The ice hotel, train rides and dog-sledding are all very well, but the main point of being on board Saga Pearl II for this 15-night cruise to Norway is summed up in the name it gets in Saga’s brochures.

The Magical Northern Lights is what it says – and the next two cruises follow the same theme. The 16-night voyage leaving Southampton on March 4 is called Norway and the Northern Lights, and will have explorer Sir Ranulph Fiennes on board as a guest speaker. That trip is followed by another 15-nighter, setting out on March 20, and called In Search of the Northern Lights.

“In Search Of …” is a crucial part of the wording. The phenomenon is notoriously elusive, and sightings are as dependent on weather conditions as they are on the solar activity which causes the shimmering green curtains to appear in the night sky.

We have not exactly been blessed with clear, cloudless nights this week. On our first night in Alta, the guests who set out on the included excursion with an expert guide returned to the ship without success.

The same expert was back the following night, and I have to admit that, having heard his forecast for the chances of a sighting, I chose not to make the 60-minute coach journey to a remote site in the forests, and decided to remain on board the ship.

Fortunately, the hopeful travellers and the unambitious stay-at-homes like me were both blessed with appearances of the Aurora Borealis.

Captain Wesley Dunlop’s bridge team did a great job of alerting those of us carousing in the bar or cuddled up in our beds that there was “Northern Lights activity” on several occasions during the late evening.

Donning my fleece and Arctic jacket each time, and grabbing my camera and monopod, I dashed to the open deck above the bridge to peer past the quayside floodlights and the illuminated runway of Alta airport – not ideal conditions by any means.

A faint glow at first, above the snow-clad mountains directly ahead, confirmed that something was happening. A 10-second exposure on my SLR revealed two areas of green light showing through breaks in the cloud.

So far, so good, but on a scale of one to 10 it didn’t merit much more than about a four for excitement.

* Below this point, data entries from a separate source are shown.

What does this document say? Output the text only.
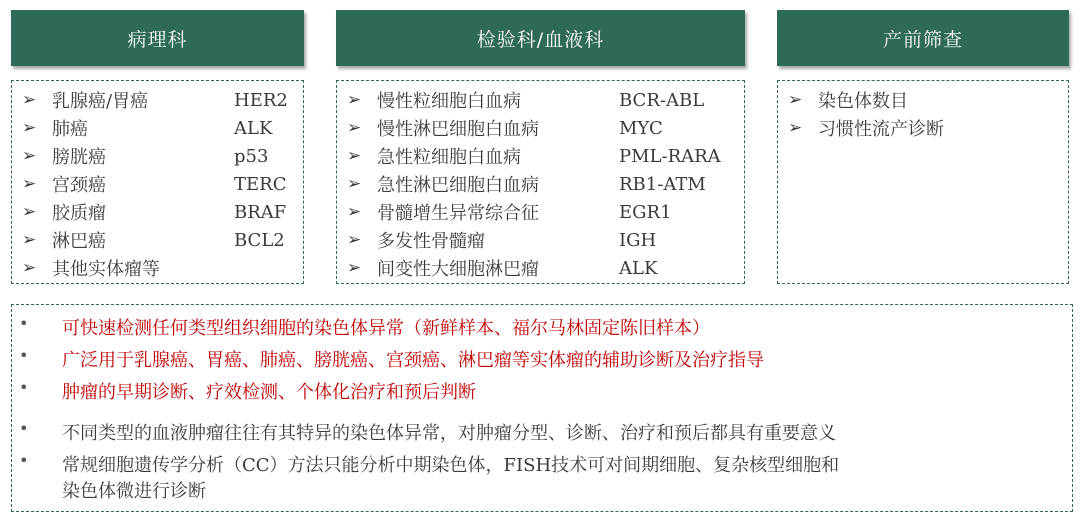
病理科
➢ 乳腺癌/胃癌	HER2
➢ 肺癌	ALK
➢ 膀胱癌	p53
➢ 宫颈癌	TERC
➢ 胶质瘤	BRAF
➢ 淋巴癌	BCL2
➢ 其他实体瘤等
检验科/血液科
➢ 慢性粒细胞白血病	BCR-ABL
➢ 慢性淋巴细胞白血病	MYC
➢ 急性粒细胞白血病	PML-RARA
➢ 急性淋巴细胞白血病	RB1-ATM
➢ 骨髓增生异常综合征	EGR1
➢ 多发性骨髓瘤	IGH
➢ 间变性大细胞淋巴瘤	ALK
产前筛查
➢ 染色体数目
➢ 习惯性流产诊断
• 可快速检测任何类型组织细胞的染色体异常（新鲜样本、福尔马林固定陈旧样本）
• 广泛用于乳腺癌、胃癌、肺癌、膀胱癌、宫颈癌、淋巴瘤等实体瘤的辅助诊断及治疗指导
• 肿瘤的早期诊断、疗效检测、个体化治疗和预后判断
• 不同类型的血液肿瘤往往有其特异的染色体异常，对肿瘤分型、诊断、治疗和预后都具有重要意义
• 常规细胞遗传学分析（CC）方法只能分析中期染色体，FISH技术可对间期细胞、复杂核型细胞和
染色体微进行诊断
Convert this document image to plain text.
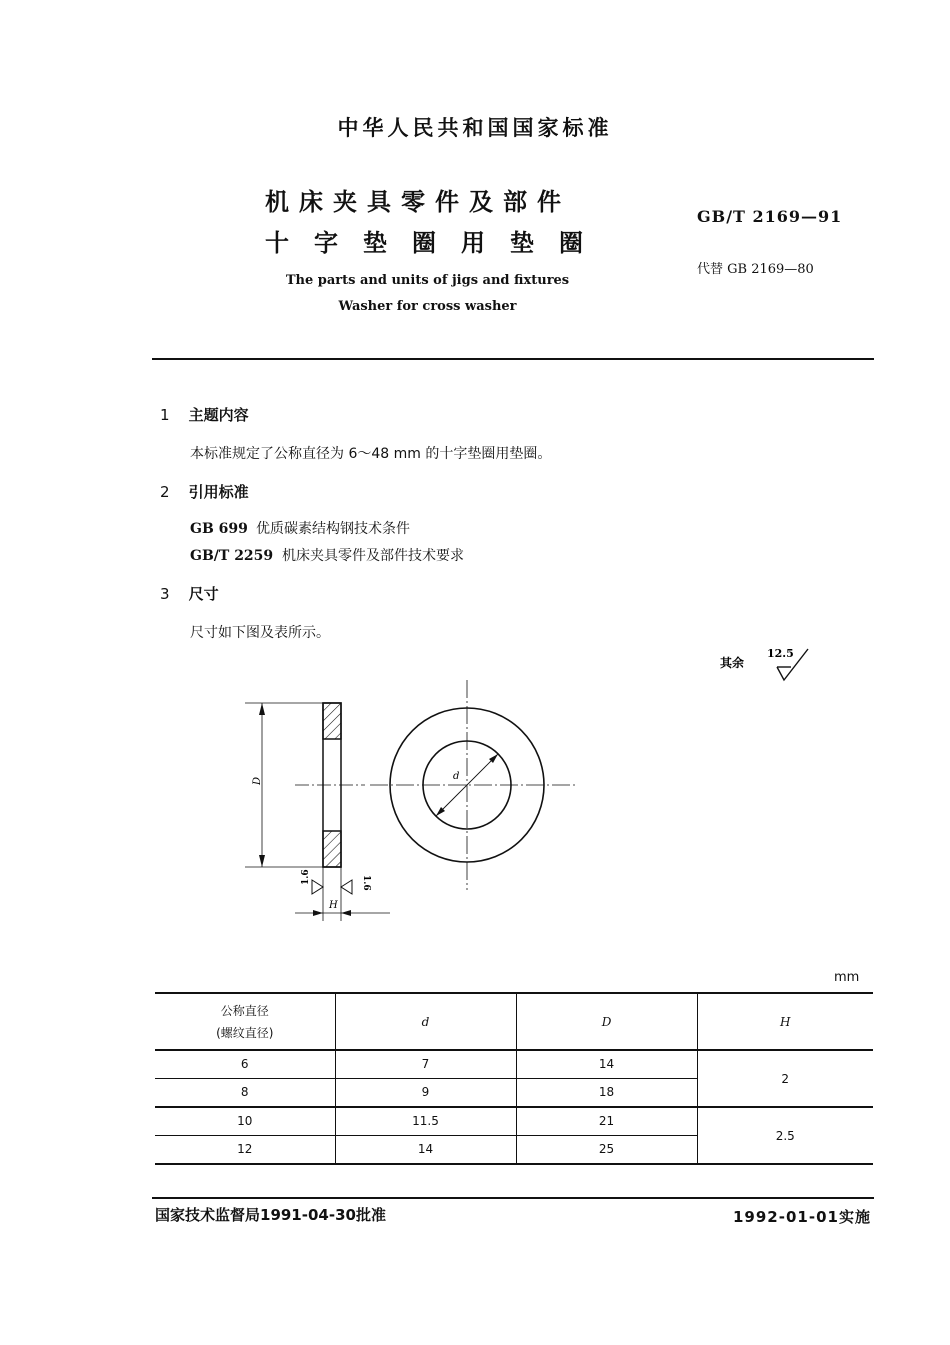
中华人民共和国国家标准
机床夹具零件及部件
十字垫圈用垫圈
GB/T 2169—91
代替 GB 2169—80
The parts and units of jigs and fixtures
Washer for cross washer
1 主题内容
本标准规定了公称直径为 6～48 mm 的十字垫圈用垫圈。
2 引用标准
GB 699 优质碳素结构钢技术条件
GB/T 2259 机床夹具零件及部件技术要求
3 尺寸
尺寸如下图及表所示。
其余
12.5
D
H
1.6	1.6
d
mm
公称直径
(螺纹直径)	d	D	H
6	7	14	2
8	9	18	
10	11.5	21	2.5
12	14	25	
国家技术监督局1991-04-30批准	1992-01-01实施
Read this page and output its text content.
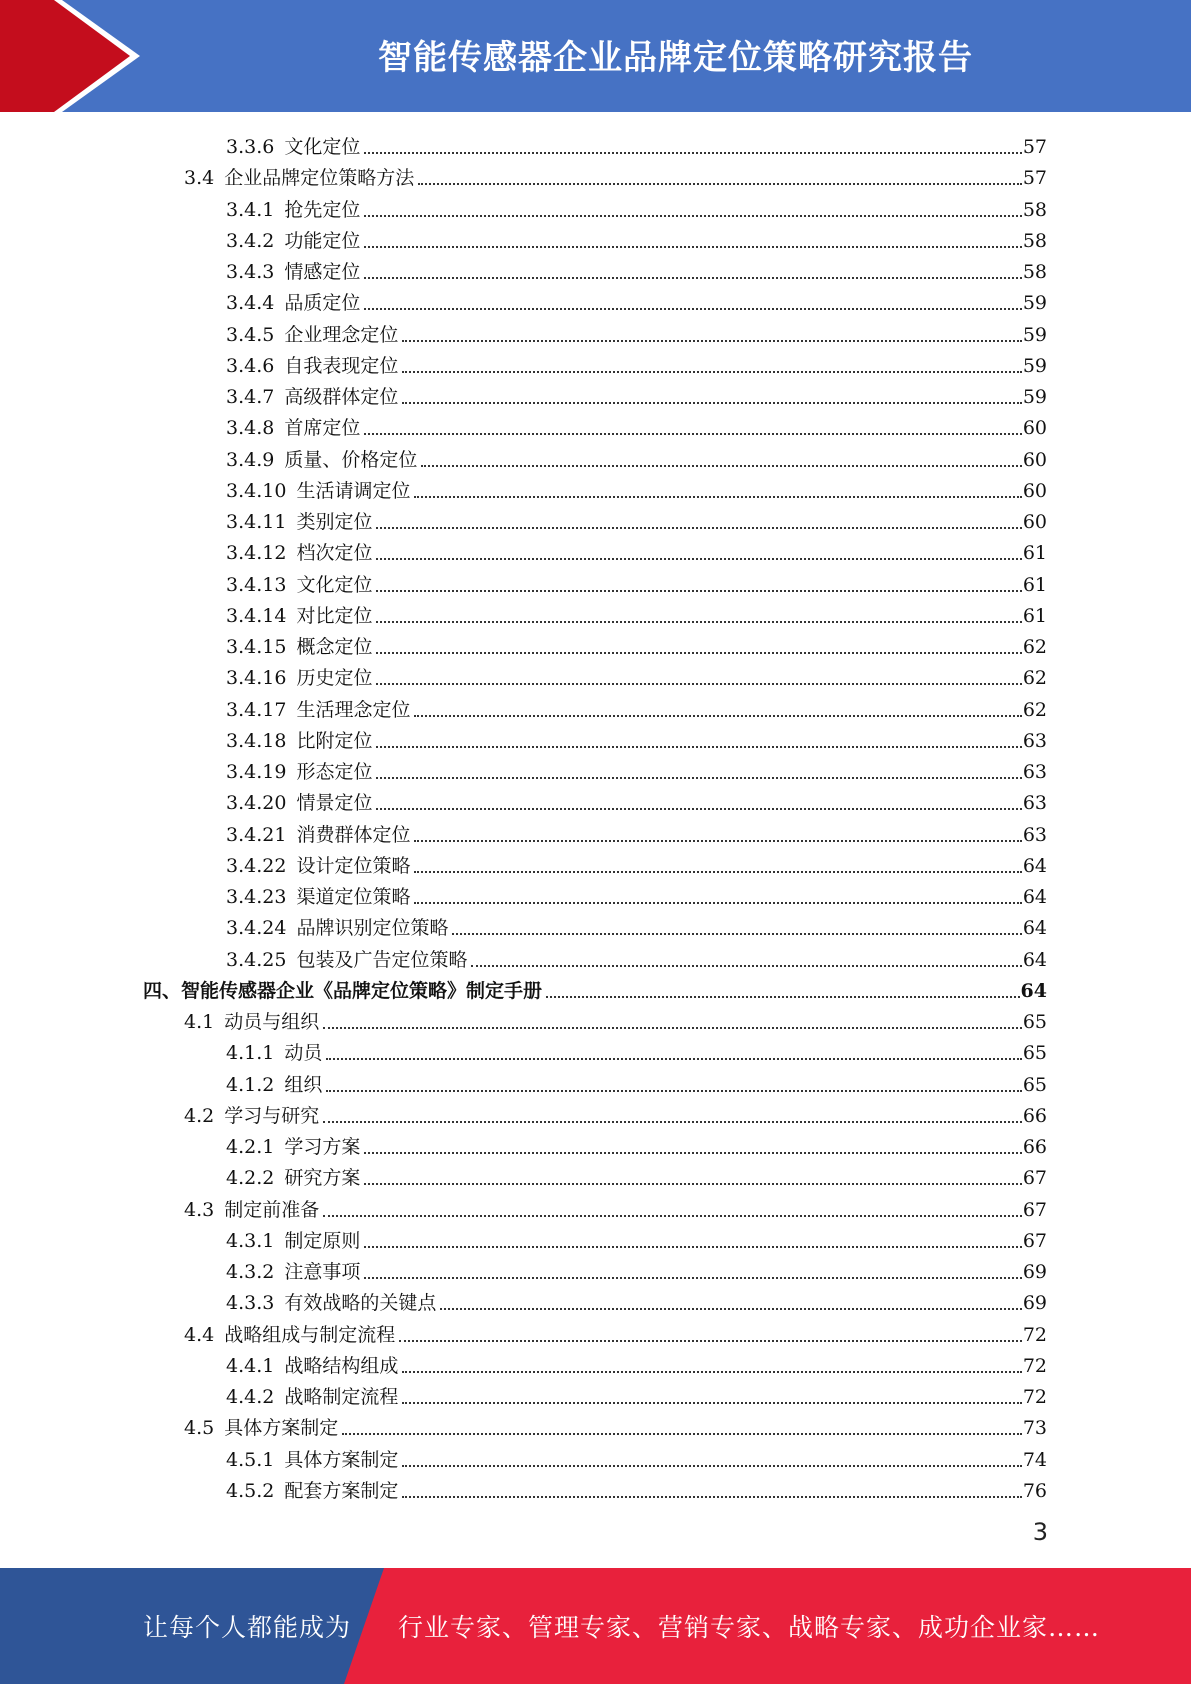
智能传感器企业品牌定位策略研究报告
3.3.6 文化定位	57
3.4 企业品牌定位策略方法	57
3.4.1 抢先定位	58
3.4.2 功能定位	58
3.4.3 情感定位	58
3.4.4 品质定位	59
3.4.5 企业理念定位	59
3.4.6 自我表现定位	59
3.4.7 高级群体定位	59
3.4.8 首席定位	60
3.4.9 质量、价格定位	60
3.4.10 生活请调定位	60
3.4.11 类别定位	60
3.4.12 档次定位	61
3.4.13 文化定位	61
3.4.14 对比定位	61
3.4.15 概念定位	62
3.4.16 历史定位	62
3.4.17 生活理念定位	62
3.4.18 比附定位	63
3.4.19 形态定位	63
3.4.20 情景定位	63
3.4.21 消费群体定位	63
3.4.22 设计定位策略	64
3.4.23 渠道定位策略	64
3.4.24 品牌识别定位策略	64
3.4.25 包装及广告定位策略	64
四、智能传感器企业《品牌定位策略》制定手册	64
4.1 动员与组织	65
4.1.1 动员	65
4.1.2 组织	65
4.2 学习与研究	66
4.2.1 学习方案	66
4.2.2 研究方案	67
4.3 制定前准备	67
4.3.1 制定原则	67
4.3.2 注意事项	69
4.3.3 有效战略的关键点	69
4.4 战略组成与制定流程	72
4.4.1 战略结构组成	72
4.4.2 战略制定流程	72
4.5 具体方案制定	73
4.5.1 具体方案制定	74
4.5.2 配套方案制定	76
3
让每个人都能成为 行业专家、管理专家、营销专家、战略专家、成功企业家……
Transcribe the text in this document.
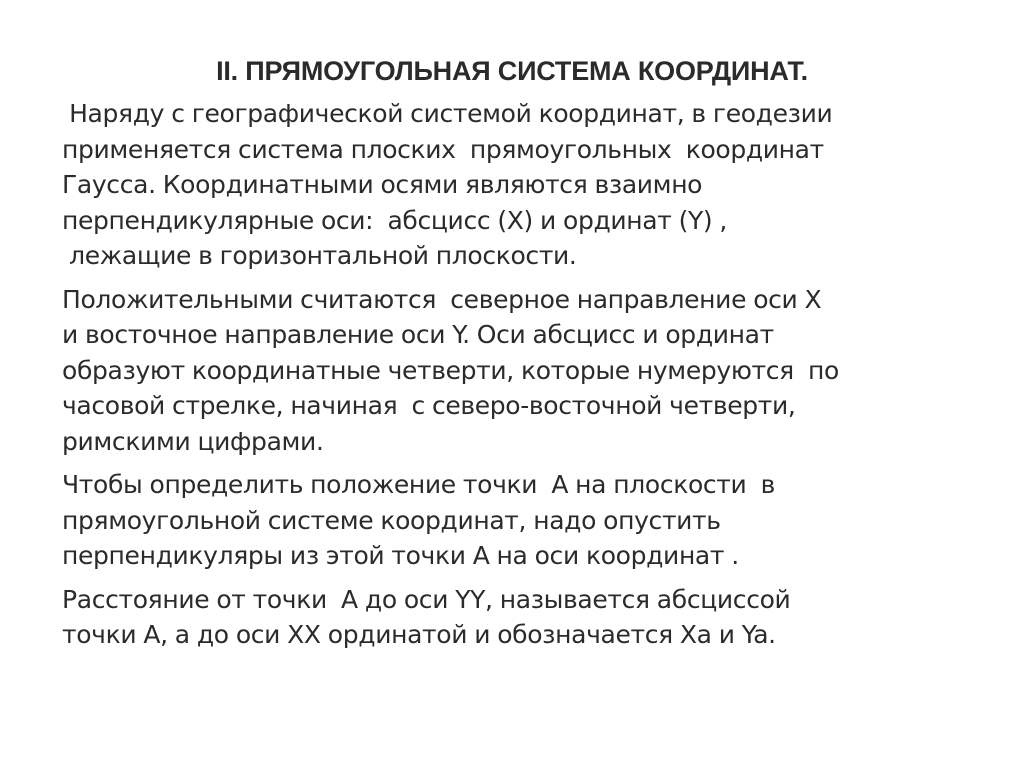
II. ПРЯМОУГОЛЬНАЯ СИСТЕМА КООРДИНАТ.

Наряду с географической системой координат, в геодезии
применяется система плоских  прямоугольных  координат
Гаусса. Координатными осями являются взаимно
перпендикулярные оси:  абсцисс (Х) и ординат (Y) ,
лежащие в горизонтальной плоскости.

Положительными считаются  северное направление оси Х
и восточное направление оси Y. Оси абсцисс и ординат
образуют координатные четверти, которые нумеруются  по
часовой стрелке, начиная  с северо-восточной четверти,
римскими цифрами.

Чтобы определить положение точки  А на плоскости  в
прямоугольной системе координат, надо опустить
перпендикуляры из этой точки А на оси координат .

Расстояние от точки  А до оси YY, называется абсциссой
точки А, а до оси ХХ ординатой и обозначается Ха и Ya.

It was during the second and third periods of activity that things got better. Even with the naked eye, it was possible to discern light moving across the sky rather than simply glowing. The camera helped exaggerate the depth and intensity of the Aurora, and in two brief moments, the entire two-week cruise justified itself.




My attempts at photographing the phenomenon are distinctly amateurish – I took a bunch of pictures before I remembered to switch off the auto-focus, and even with the monopod jammed against the ship’s rail it was almost impossible to keep the camera perfectly steady for eight or 10 seconds at a time.

I have seen better images of the Northern Lights, both stills and video. But at least these are MY images – and memories – of the Northern Lights. A definite 10 out of 10, to be treasured for ever.